Having strong passwords is critical for maintaining personal privacy as well as HIPAA compliance. Hackers view cracking passwords as we might view solving a crossword puzzle. It’s fun and, in their case, it may lead to a pot of gold – your personal, patient or practice data.
Earlier this fall, my Facebook account was hacked. What an eerie feeling! In case you’re wondering, I did not have a simple password. It was eleven alphanumeric characters, with special characters and capital letters. Unfortunately, with ads on the Internet like “100+ Hacking Tools to Become a Powerful Hacker” nothing is completely “unhackable.” Your only hope of staying one step ahead of hackers is to create strong passwords and change them regularly.
Section 164.308(a)(5)(ii)(D) of the Security Rule relates to Password Management. This particular Implementation Specification is an “addressable” item, not a “required” item. “Addressable” means we need to comply with it somehow, but we have slightly more leeway than something that’s required. Ultimately as a covered entity, you must implement reasonable and appropriate safeguards for “procedures for creating, changing, and safeguarding passwords.”
In many offices, the entire staff uses the same user ID and password to log on to Windows or the Internet. However, Section 164.312(a)(2)(i) of the Security Rule HIPAA requires covered entities to assign a unique name and/or number for identifying and tracking user identity. And that’s not achievable unless your team has individual passwords when accessing electronic patient records.
In addition to requiring a password for access to patient data, entities must ensure that workforce members are trained on how to safeguard the information. Covered entities must train all users and establish guidelines for creating strong passwords and changing them regularly and often.
Consider these tips when creating or updating passwords:
- The longer the better; short passwords are easily guessed.

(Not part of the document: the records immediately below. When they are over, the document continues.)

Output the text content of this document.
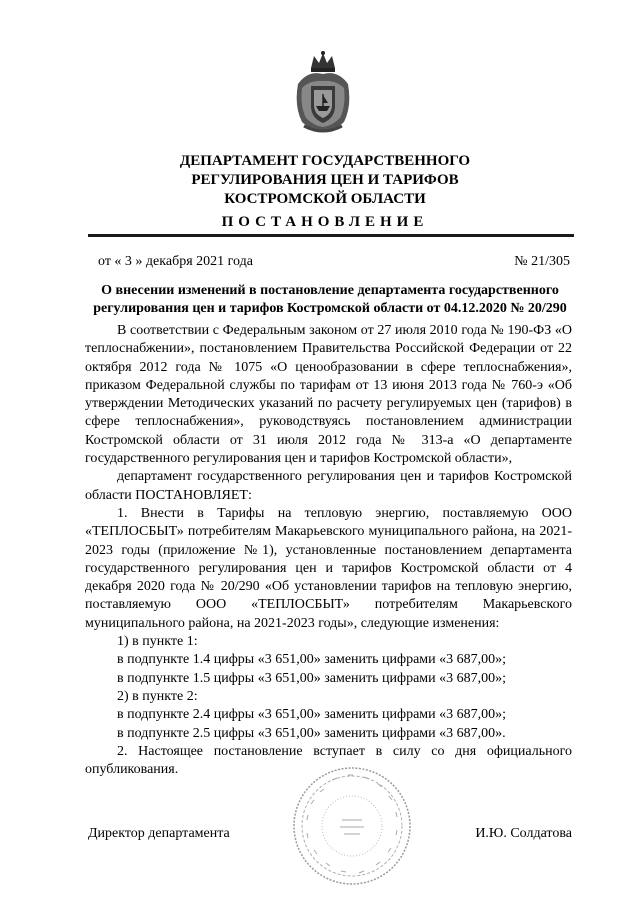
ДЕПАРТАМЕНТ ГОСУДАРСТВЕННОГО
РЕГУЛИРОВАНИЯ ЦЕН И ТАРИФОВ
КОСТРОМСКОЙ ОБЛАСТИ
ПОСТАНОВЛЕНИЕ
от « 3 » декабря 2021 года	№ 21/305
О внесении изменений в постановление департамента государственного
регулирования цен и тарифов Костромской области от 04.12.2020 № 20/290

В соответствии с Федеральным законом от 27 июля 2010 года № 190-ФЗ «О теплоснабжении», постановлением Правительства Российской Федерации от 22 октября 2012 года № 1075 «О ценообразовании в сфере теплоснабжения», приказом Федеральной службы по тарифам от 13 июня 2013 года № 760-э «Об утверждении Методических указаний по расчету регулируемых цен (тарифов) в сфере теплоснабжения», руководствуясь постановлением администрации Костромской области от 31 июля 2012 года № 313-а «О департаменте государственного регулирования цен и тарифов Костромской области»,

департамент государственного регулирования цен и тарифов Костромской области ПОСТАНОВЛЯЕТ:

1. Внести в Тарифы на тепловую энергию, поставляемую ООО «ТЕПЛОСБЫТ» потребителям Макарьевского муниципального района, на 2021-2023 годы (приложение №1), установленные постановлением департамента государственного регулирования цен и тарифов Костромской области от 4 декабря 2020 года № 20/290 «Об установлении тарифов на тепловую энергию, поставляемую ООО «ТЕПЛОСБЫТ» потребителям Макарьевского муниципального района, на 2021-2023 годы», следующие изменения:

1) в пункте 1:

в подпункте 1.4 цифры «3 651,00» заменить цифрами «3 687,00»;

в подпункте 1.5 цифры «3 651,00» заменить цифрами «3 687,00»;

2) в пункте 2:

в подпункте 2.4 цифры «3 651,00» заменить цифрами «3 687,00»;

в подпункте 2.5 цифры «3 651,00» заменить цифрами «3 687,00».

2. Настоящее постановление вступает в силу со дня официального опубликования.

Директор департамента	И.Ю. Солдатова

- Passwords should be unrelated to your personal information, so nix birth dates, family names, pet names and other information readily available about you on the Internet.
- Use a combination of letters, numbers, and symbols in a random order. One of the first password “rules” I learned was to create a long sentence and use the first letter of each word. Nowadays, you’d want to sprinkle that sentence with a combination of numbers, symbols and capital letters, making it harder to crack.
Don’t forget – HIPAA requires covered entities to provide periodic privacy and security reminders to their workforce (Security Rule 164.308(a)(5)(ii)(A)). Consider discussing passwords at your next staff meeting and document the discussion in your meeting minutes. You never know whose identity you might safeguard.